As another aspect, the present application also provides a computer-readable medium, which may be contained in the apparatus described in the above embodiments; or may be present separately and not assembled into the device. The computer readable medium carries one or more programs which, when executed by the apparatus, cause the apparatus to: extracting target search data from a log file of a search engine; analyzing the target search data to generate a target search word set; for each target search word in the target search word set, extracting search behavior information matched with the target search word from the log file, analyzing the search behavior information, and generating a heat value of the target search word; and generating information to be pushed based on the heat value and/or the search behavior information of each target search word, and pushing the information to be pushed to the client.
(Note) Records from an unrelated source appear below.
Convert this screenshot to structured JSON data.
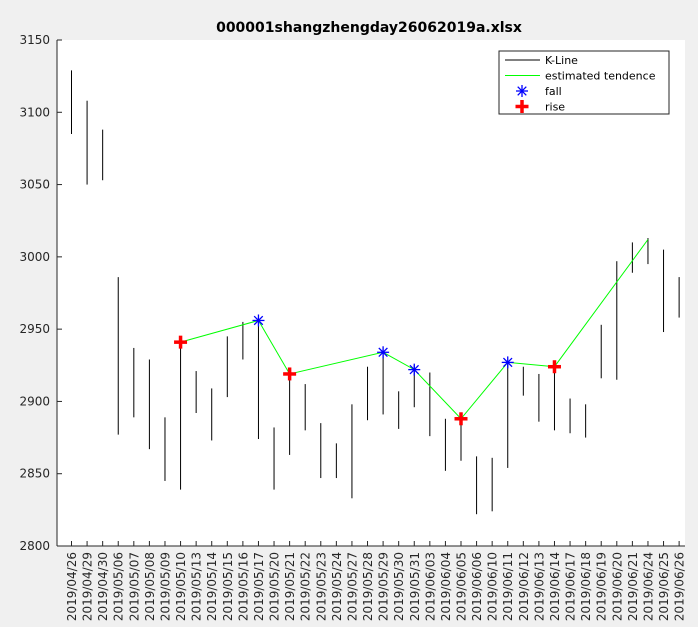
{
  "chart_data": {
    "type": "line",
    "title": "000001shangzhengday26062019a.xlsx",
    "xlabel": "",
    "ylabel": "",
    "ylim": [
      2800,
      3150
    ],
    "yticks": [
      2800,
      2850,
      2900,
      2950,
      3000,
      3050,
      3100,
      3150
    ],
    "grid": false,
    "legend_position": "top-right",
    "categories": [
      "2019/04/26",
      "2019/04/29",
      "2019/04/30",
      "2019/05/06",
      "2019/05/07",
      "2019/05/08",
      "2019/05/09",
      "2019/05/10",
      "2019/05/13",
      "2019/05/14",
      "2019/05/15",
      "2019/05/16",
      "2019/05/17",
      "2019/05/20",
      "2019/05/21",
      "2019/05/22",
      "2019/05/23",
      "2019/05/24",
      "2019/05/27",
      "2019/05/28",
      "2019/05/29",
      "2019/05/30",
      "2019/05/31",
      "2019/06/03",
      "2019/06/04",
      "2019/06/05",
      "2019/06/06",
      "2019/06/10",
      "2019/06/11",
      "2019/06/12",
      "2019/06/13",
      "2019/06/14",
      "2019/06/17",
      "2019/06/18",
      "2019/06/19",
      "2019/06/20",
      "2019/06/21",
      "2019/06/24",
      "2019/06/25",
      "2019/06/26"
    ],
    "series": [
      {
        "name": "K-Line",
        "color": "#000000",
        "low": [
          3085,
          3050,
          3053,
          2877,
          2889,
          2867,
          2845,
          2839,
          2892,
          2873,
          2903,
          2929,
          2874,
          2839,
          2863,
          2880,
          2847,
          2847,
          2833,
          2887,
          2891,
          2881,
          2896,
          2876,
          2852,
          2859,
          2822,
          2824,
          2854,
          2904,
          2886,
          2880,
          2878,
          2875,
          2916,
          2915,
          2989,
          2995,
          2948,
          2958
        ],
        "high": [
          3129,
          3108,
          3088,
          2986,
          2937,
          2929,
          2889,
          2941,
          2921,
          2909,
          2945,
          2955,
          2958,
          2882,
          2920,
          2912,
          2885,
          2871,
          2898,
          2924,
          2935,
          2907,
          2925,
          2920,
          2888,
          2891,
          2862,
          2861,
          2928,
          2924,
          2919,
          2926,
          2902,
          2898,
          2953,
          2997,
          3010,
          3013,
          3005,
          2986
        ]
      },
      {
        "name": "estimated tendence",
        "color": "#00ff00",
        "x": [
          "2019/05/10",
          "2019/05/17",
          "2019/05/21",
          "2019/05/29",
          "2019/05/31",
          "2019/06/05",
          "2019/06/11",
          "2019/06/14",
          "2019/06/24"
        ],
        "values": [
          2941,
          2956,
          2919,
          2934,
          2922,
          2888,
          2927,
          2924,
          3012
        ]
      },
      {
        "name": "fall",
        "color": "#0000ff",
        "marker": "asterisk",
        "x": [
          "2019/05/17",
          "2019/05/29",
          "2019/05/31",
          "2019/06/11"
        ],
        "values": [
          2956,
          2934,
          2922,
          2927
        ]
      },
      {
        "name": "rise",
        "color": "#ff0000",
        "marker": "plus",
        "x": [
          "2019/05/10",
          "2019/05/21",
          "2019/06/05",
          "2019/06/14"
        ],
        "values": [
          2941,
          2919,
          2888,
          2924
        ]
      }
    ]
  }
}
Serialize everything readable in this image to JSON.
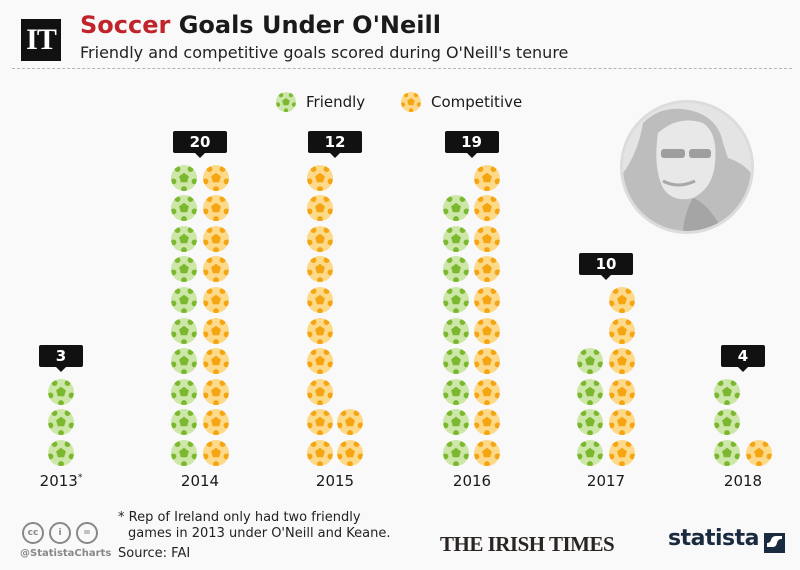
{
  "header": {
    "logo": "IT",
    "title_accent": "Soccer",
    "title_rest": " Goals Under O'Neill",
    "subtitle": "Friendly and competitive goals scored during O'Neill's tenure"
  },
  "legend": [
    {
      "label": "Friendly",
      "icon": "green-football-icon",
      "color": "#8cc63e"
    },
    {
      "label": "Competitive",
      "icon": "orange-football-icon",
      "color": "#fbb040"
    }
  ],
  "colors": {
    "friendly_fill": "#cde7a8",
    "friendly_spot": "#7cb82f",
    "competitive_fill": "#fdd98a",
    "competitive_spot": "#f5a512",
    "accent": "#c0242a",
    "badge": "#111111"
  },
  "chart_data": {
    "type": "bar",
    "title": "Soccer Goals Under O'Neill",
    "subtitle": "Friendly and competitive goals scored during O'Neill's tenure",
    "representation": "pictogram (one ball = one goal, stacked columns of 10)",
    "categories": [
      "2013*",
      "2014",
      "2015",
      "2016",
      "2017",
      "2018"
    ],
    "series": [
      {
        "name": "Friendly",
        "values": [
          3,
          10,
          0,
          9,
          4,
          3
        ]
      },
      {
        "name": "Competitive",
        "values": [
          0,
          10,
          12,
          10,
          6,
          1
        ]
      }
    ],
    "totals": [
      3,
      20,
      12,
      19,
      10,
      4
    ],
    "legend_position": "top",
    "grid": false,
    "xlabel": "",
    "ylabel": "",
    "annotations": [
      "* Rep of Ireland only had two friendly games in 2013 under O'Neill and Keane."
    ]
  },
  "columns": [
    {
      "year": "2013",
      "asterisk": "*",
      "total": "3"
    },
    {
      "year": "2014",
      "asterisk": "",
      "total": "20"
    },
    {
      "year": "2015",
      "asterisk": "",
      "total": "12"
    },
    {
      "year": "2016",
      "asterisk": "",
      "total": "19"
    },
    {
      "year": "2017",
      "asterisk": "",
      "total": "10"
    },
    {
      "year": "2018",
      "asterisk": "",
      "total": "4"
    }
  ],
  "footer": {
    "footnote_line1": "* Rep of Ireland only had two friendly",
    "footnote_line2": "games in 2013 under O'Neill and Keane.",
    "source": "Source: FAI",
    "handle": "@StatistaCharts",
    "cc_icons": [
      "cc",
      "by",
      "nd"
    ],
    "cc_labels": [
      "cc",
      "i",
      "="
    ],
    "brand_irish_times": "THE IRISH TIMES",
    "brand_statista": "statista"
  }
}
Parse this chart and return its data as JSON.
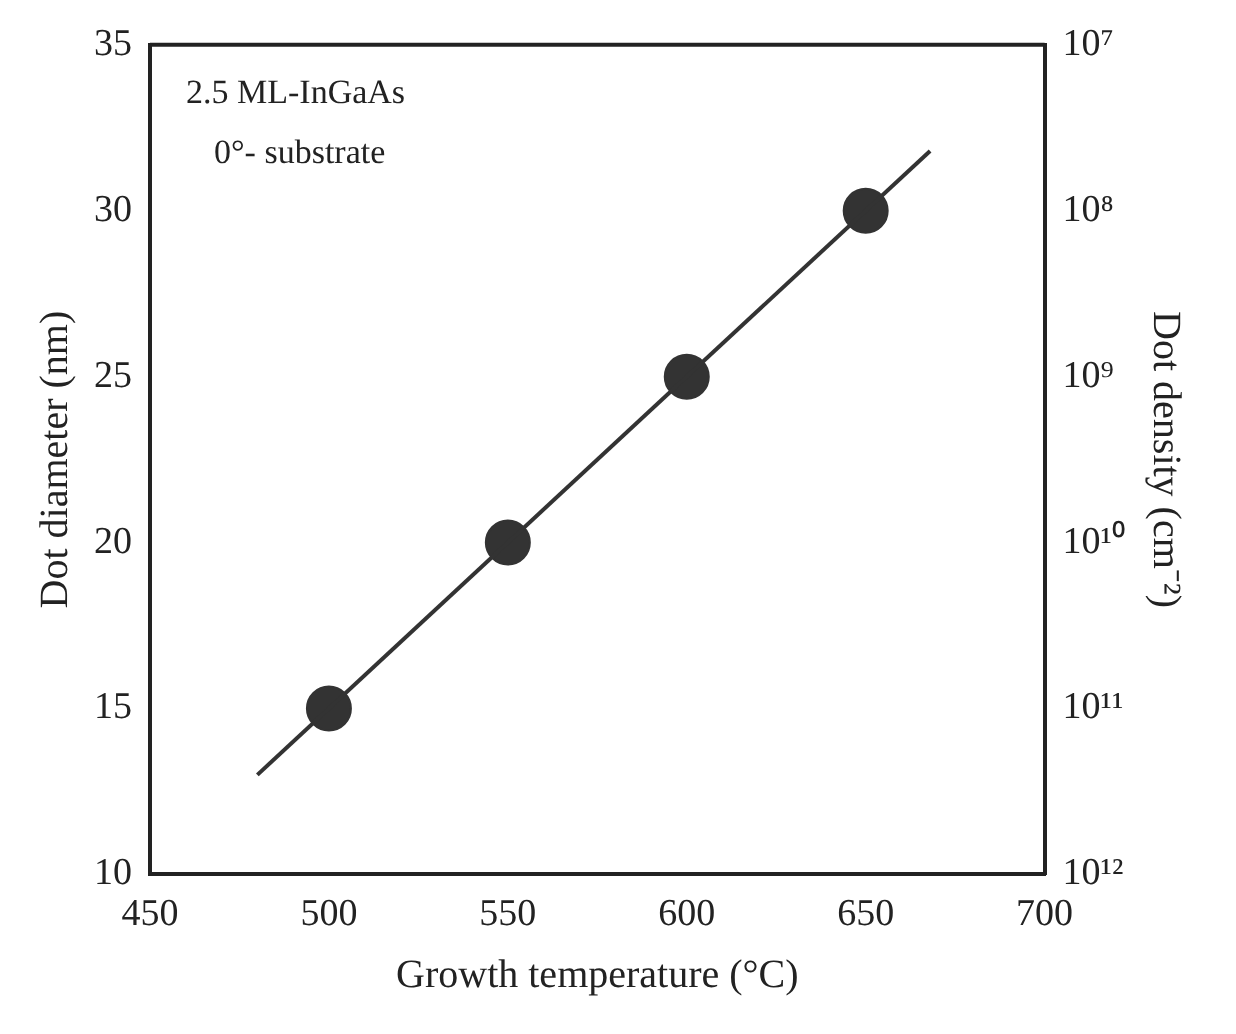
{
  "chart_data": {
    "type": "scatter",
    "xlabel": "Growth temperature (°C)",
    "ylabel": "Dot diameter (nm)",
    "y2label": "Dot density (cm⁻²)",
    "annotations": [
      "2.5 ML-InGaAs",
      "0°- substrate"
    ],
    "series": [
      {
        "type": "line",
        "color": "#333333",
        "x": [
          480,
          668
        ],
        "values": [
          13,
          31.8
        ],
        "marker": "none",
        "line_style": "solid"
      },
      {
        "color": "#333333",
        "x": [
          500,
          550,
          600,
          650
        ],
        "values": [
          15,
          20,
          25,
          30
        ],
        "marker": "circle"
      }
    ],
    "xlim": [
      450,
      700
    ],
    "xticks": [
      450,
      500,
      550,
      600,
      650,
      700
    ],
    "ylim": [
      10,
      35
    ],
    "yticks": [
      10,
      15,
      20,
      25,
      30,
      35
    ],
    "y2lim": [
      1000000000000,
      10000000
    ],
    "log": "y2",
    "y2ticks": [
      {
        "value": 1000000000000,
        "label": "10¹²"
      },
      {
        "value": 100000000000,
        "label": "10¹¹"
      },
      {
        "value": 10000000000,
        "label": "10¹⁰"
      },
      {
        "value": 1000000000,
        "label": "10⁹"
      },
      {
        "value": 100000000,
        "label": "10⁸"
      },
      {
        "value": 10000000,
        "label": "10⁷"
      }
    ],
    "grid": false,
    "legend": false
  }
}
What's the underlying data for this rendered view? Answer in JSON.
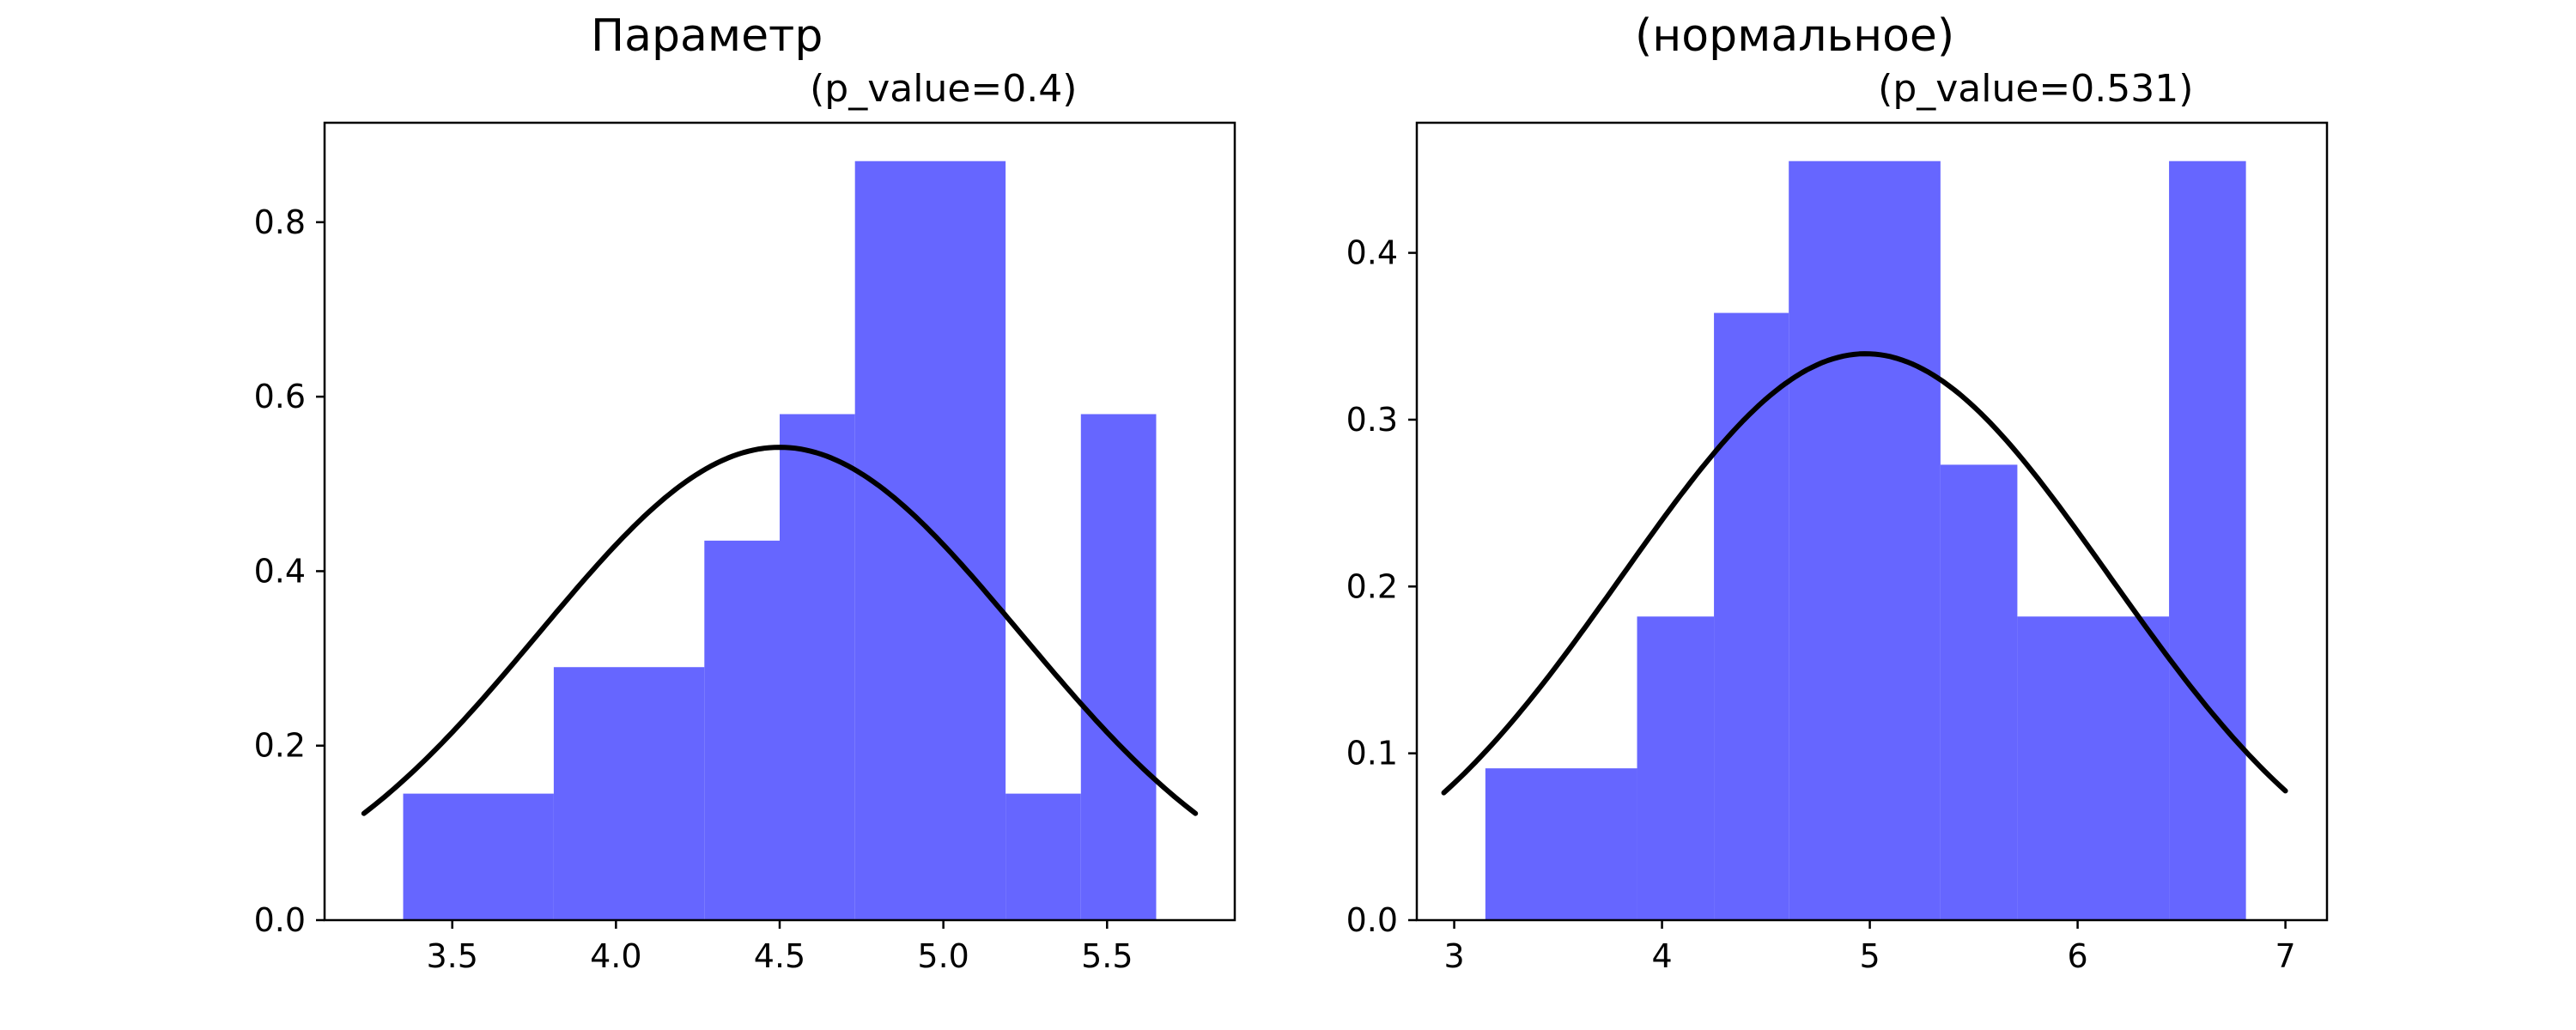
{
  "figure": {
    "suptitle_left": "Параметр",
    "suptitle_right": "(нормальное)"
  },
  "chart_data": [
    {
      "type": "bar",
      "title": "(p_value=0.4)",
      "bar_color": "#6666ff",
      "curve_color": "#000000",
      "bins": [
        {
          "x0": 3.35,
          "x1": 3.81,
          "value": 0.145
        },
        {
          "x0": 3.81,
          "x1": 4.27,
          "value": 0.29
        },
        {
          "x0": 4.27,
          "x1": 4.5,
          "value": 0.435
        },
        {
          "x0": 4.5,
          "x1": 4.73,
          "value": 0.58
        },
        {
          "x0": 4.73,
          "x1": 5.19,
          "value": 0.87
        },
        {
          "x0": 5.19,
          "x1": 5.42,
          "value": 0.145
        },
        {
          "x0": 5.42,
          "x1": 5.65,
          "value": 0.58
        }
      ],
      "normal_curve": {
        "mean": 4.5,
        "sd": 0.736,
        "x_range": [
          3.23,
          5.77
        ]
      },
      "xlim": [
        3.11,
        5.89
      ],
      "ylim": [
        0,
        0.914
      ],
      "xticks": [
        3.5,
        4.0,
        4.5,
        5.0,
        5.5
      ],
      "xtick_labels": [
        "3.5",
        "4.0",
        "4.5",
        "5.0",
        "5.5"
      ],
      "yticks": [
        0.0,
        0.2,
        0.4,
        0.6,
        0.8
      ],
      "ytick_labels": [
        "0.0",
        "0.2",
        "0.4",
        "0.6",
        "0.8"
      ]
    },
    {
      "type": "bar",
      "title": "(p_value=0.531)",
      "bar_color": "#6666ff",
      "curve_color": "#000000",
      "bins": [
        {
          "x0": 3.15,
          "x1": 3.88,
          "value": 0.091
        },
        {
          "x0": 3.88,
          "x1": 4.25,
          "value": 0.182
        },
        {
          "x0": 4.25,
          "x1": 4.61,
          "value": 0.364
        },
        {
          "x0": 4.61,
          "x1": 5.34,
          "value": 0.455
        },
        {
          "x0": 5.34,
          "x1": 5.71,
          "value": 0.273
        },
        {
          "x0": 5.71,
          "x1": 6.44,
          "value": 0.182
        },
        {
          "x0": 6.44,
          "x1": 6.81,
          "value": 0.455
        }
      ],
      "normal_curve": {
        "mean": 4.98,
        "sd": 1.175,
        "x_range": [
          2.95,
          7.0
        ]
      },
      "xlim": [
        2.82,
        7.2
      ],
      "ylim": [
        0,
        0.478
      ],
      "xticks": [
        3,
        4,
        5,
        6,
        7
      ],
      "xtick_labels": [
        "3",
        "4",
        "5",
        "6",
        "7"
      ],
      "yticks": [
        0.0,
        0.1,
        0.2,
        0.3,
        0.4
      ],
      "ytick_labels": [
        "0.0",
        "0.1",
        "0.2",
        "0.3",
        "0.4"
      ]
    }
  ]
}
The above description is only a preferred embodiment of the application and is illustrative of the principles of the technology employed. It will be appreciated by those skilled in the art that the scope of the invention herein disclosed is not limited to the particular combination of features described above, but also encompasses other arrangements formed by any combination of the above features or their equivalents without departing from the spirit of the invention. For example, the above features may be replaced with (but not limited to) features having similar functions disclosed in the present application.